We gathered our things, packed up the dogs and the Baby and hit the road. I modified the usual route back to Hurley, this time going through Philadelphia instead of Scranton [though now I see that Google maps suggests going through Allentown]. We didn't encounter any bad weather conditions or traffic, but still the trip took eight long hours. Eventually we had to stop for road food at the Burger King at the last rest area in New Jersey on the Garden State Parkway. The BK Veggie is a perfectly good sandwich, although I don't get the feeling this particular Burger King sells all that many of them.
For most of the ride (down to Maryland, over to Staunton, and back to Hurley) we listened to archives of This American Life. I'd heard them all before, but most of it was new to Gretchen.
The source of so much conflict, Bob's Auto Body at "Creekside Manor," now a near-ruin owned by the people it once made miserable.
It's strange to look back at my childhood home from this perspective.

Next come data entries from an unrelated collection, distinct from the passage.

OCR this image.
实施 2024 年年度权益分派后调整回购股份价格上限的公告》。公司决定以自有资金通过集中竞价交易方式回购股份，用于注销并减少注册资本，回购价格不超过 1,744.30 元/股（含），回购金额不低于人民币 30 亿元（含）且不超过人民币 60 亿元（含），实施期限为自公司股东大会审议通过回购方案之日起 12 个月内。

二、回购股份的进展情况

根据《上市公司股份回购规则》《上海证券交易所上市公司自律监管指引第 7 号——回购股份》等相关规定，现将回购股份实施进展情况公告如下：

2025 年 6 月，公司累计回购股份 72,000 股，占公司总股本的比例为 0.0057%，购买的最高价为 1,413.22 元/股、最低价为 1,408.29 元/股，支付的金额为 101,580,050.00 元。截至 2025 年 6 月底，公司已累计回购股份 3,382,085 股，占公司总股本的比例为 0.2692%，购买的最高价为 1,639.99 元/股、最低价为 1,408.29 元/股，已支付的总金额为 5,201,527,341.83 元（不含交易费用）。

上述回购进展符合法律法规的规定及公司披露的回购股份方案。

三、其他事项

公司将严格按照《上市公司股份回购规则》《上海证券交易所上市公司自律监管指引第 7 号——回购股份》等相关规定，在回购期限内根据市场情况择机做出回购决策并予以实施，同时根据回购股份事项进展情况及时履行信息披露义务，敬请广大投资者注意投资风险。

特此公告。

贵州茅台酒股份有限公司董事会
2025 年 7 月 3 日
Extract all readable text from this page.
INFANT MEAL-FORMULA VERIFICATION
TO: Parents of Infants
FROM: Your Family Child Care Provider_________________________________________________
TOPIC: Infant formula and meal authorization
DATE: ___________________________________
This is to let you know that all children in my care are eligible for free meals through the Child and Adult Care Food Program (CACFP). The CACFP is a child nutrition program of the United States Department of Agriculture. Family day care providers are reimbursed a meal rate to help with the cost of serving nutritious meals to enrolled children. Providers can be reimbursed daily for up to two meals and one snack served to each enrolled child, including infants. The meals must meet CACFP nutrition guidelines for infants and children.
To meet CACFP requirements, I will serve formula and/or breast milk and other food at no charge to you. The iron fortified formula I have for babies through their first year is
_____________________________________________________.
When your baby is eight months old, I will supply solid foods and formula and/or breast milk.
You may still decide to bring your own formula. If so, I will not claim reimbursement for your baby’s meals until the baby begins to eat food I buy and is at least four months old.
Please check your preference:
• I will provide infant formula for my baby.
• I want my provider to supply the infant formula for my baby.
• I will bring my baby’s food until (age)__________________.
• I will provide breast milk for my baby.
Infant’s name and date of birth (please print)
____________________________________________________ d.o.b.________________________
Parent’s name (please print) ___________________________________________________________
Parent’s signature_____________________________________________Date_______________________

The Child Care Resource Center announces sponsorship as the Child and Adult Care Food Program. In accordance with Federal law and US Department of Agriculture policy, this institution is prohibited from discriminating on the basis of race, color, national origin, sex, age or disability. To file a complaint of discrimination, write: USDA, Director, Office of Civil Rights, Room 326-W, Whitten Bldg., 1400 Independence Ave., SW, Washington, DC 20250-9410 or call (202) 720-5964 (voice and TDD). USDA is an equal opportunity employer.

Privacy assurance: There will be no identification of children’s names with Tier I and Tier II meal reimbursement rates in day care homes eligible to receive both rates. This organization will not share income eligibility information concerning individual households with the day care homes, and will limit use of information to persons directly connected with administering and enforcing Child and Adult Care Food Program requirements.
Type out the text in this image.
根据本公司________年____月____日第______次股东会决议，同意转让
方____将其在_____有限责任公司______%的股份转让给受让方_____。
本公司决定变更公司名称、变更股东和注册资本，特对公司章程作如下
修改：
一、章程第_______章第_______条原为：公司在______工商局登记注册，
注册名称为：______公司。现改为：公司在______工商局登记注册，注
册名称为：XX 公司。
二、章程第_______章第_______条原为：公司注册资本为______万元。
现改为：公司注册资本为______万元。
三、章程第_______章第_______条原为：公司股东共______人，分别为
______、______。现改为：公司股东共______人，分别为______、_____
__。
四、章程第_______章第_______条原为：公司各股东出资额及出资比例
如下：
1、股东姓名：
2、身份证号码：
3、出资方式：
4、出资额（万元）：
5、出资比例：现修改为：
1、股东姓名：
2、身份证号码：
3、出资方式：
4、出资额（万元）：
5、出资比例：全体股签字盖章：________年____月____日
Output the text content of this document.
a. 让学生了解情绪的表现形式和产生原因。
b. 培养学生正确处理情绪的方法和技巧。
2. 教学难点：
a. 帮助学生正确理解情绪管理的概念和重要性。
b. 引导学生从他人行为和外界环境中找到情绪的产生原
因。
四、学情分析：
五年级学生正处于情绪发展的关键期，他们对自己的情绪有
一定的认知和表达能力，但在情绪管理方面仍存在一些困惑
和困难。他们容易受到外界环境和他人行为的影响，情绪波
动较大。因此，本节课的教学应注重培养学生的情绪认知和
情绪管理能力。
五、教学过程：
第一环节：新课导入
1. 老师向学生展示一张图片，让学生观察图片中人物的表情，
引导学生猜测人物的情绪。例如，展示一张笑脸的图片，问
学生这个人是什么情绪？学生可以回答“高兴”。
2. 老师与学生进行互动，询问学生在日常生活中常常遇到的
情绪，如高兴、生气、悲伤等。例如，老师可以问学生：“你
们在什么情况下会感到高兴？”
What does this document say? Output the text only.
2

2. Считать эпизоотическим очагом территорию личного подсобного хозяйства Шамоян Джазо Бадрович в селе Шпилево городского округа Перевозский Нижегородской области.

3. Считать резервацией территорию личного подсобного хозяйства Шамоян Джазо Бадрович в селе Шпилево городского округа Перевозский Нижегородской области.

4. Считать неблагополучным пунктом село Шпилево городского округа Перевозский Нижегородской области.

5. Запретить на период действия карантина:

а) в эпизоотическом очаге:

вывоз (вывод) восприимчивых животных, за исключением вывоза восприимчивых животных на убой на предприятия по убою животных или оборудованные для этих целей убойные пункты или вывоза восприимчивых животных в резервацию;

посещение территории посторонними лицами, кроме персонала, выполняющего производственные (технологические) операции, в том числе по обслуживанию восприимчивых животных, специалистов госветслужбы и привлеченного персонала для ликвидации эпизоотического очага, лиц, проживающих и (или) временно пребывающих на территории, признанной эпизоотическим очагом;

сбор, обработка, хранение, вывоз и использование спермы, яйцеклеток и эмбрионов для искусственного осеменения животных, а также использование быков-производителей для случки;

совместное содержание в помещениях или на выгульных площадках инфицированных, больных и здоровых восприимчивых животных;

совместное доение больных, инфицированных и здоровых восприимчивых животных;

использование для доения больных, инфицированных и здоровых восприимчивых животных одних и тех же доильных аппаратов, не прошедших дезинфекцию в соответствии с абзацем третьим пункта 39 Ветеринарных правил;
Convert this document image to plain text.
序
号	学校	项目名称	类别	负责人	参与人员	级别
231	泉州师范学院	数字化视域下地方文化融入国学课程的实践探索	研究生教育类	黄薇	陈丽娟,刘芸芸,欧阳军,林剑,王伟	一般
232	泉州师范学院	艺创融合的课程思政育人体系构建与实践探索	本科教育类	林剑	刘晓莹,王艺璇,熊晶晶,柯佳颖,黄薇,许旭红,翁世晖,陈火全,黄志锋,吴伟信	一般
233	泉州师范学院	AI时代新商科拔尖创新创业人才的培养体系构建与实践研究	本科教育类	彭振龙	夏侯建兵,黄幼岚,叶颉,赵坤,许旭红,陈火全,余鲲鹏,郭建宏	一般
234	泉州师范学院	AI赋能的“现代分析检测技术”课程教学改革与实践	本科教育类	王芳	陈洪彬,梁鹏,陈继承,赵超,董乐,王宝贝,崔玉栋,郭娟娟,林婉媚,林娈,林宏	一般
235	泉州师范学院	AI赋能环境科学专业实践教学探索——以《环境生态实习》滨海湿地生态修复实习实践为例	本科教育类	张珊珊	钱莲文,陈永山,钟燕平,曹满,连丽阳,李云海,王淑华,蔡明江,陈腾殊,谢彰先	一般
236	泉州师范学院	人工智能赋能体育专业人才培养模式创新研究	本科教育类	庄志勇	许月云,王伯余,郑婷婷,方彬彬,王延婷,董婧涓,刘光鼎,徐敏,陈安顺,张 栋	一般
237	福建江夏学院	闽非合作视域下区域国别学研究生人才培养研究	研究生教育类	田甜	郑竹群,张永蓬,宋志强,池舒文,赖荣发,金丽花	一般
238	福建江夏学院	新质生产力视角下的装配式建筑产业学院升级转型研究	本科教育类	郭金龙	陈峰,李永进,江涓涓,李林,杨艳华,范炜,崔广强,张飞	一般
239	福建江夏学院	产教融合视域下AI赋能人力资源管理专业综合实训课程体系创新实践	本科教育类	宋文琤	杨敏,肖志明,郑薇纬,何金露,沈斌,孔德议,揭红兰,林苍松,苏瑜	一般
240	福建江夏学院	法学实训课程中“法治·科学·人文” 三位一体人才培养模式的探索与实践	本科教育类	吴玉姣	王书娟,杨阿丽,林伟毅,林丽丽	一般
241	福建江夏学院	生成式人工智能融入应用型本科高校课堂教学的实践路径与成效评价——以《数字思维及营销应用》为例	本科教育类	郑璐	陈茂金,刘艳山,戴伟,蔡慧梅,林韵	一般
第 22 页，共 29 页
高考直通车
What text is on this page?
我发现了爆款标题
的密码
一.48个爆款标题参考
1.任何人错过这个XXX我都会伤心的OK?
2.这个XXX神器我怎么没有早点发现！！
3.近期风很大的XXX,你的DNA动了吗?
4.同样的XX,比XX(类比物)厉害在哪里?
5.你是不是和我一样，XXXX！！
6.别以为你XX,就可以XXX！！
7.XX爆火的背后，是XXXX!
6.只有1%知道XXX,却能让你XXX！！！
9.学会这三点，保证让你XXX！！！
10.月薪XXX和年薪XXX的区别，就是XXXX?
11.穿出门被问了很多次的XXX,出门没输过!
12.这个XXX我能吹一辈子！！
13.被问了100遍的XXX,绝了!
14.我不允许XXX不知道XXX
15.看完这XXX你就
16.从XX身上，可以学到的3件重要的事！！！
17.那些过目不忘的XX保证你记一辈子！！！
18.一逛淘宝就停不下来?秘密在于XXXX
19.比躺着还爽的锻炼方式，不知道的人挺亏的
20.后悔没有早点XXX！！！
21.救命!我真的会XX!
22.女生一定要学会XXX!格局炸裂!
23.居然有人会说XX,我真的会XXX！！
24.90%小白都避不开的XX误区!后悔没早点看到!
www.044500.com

The last owner was named Shifflett, about as redneck as a surname gets (there are several different spellings, leading me to wonder if, when an enlightened Shifflet marries a Shifflett, the resulting name ends up Shifflet-Shifflett).
Gretchen with the dogs (Sally, left and Eleanor, right) on the floodplain behind the Creekside Trailer.
Gretchen with the Baby (aka Marie) and the two dogs Eleanor and Sally.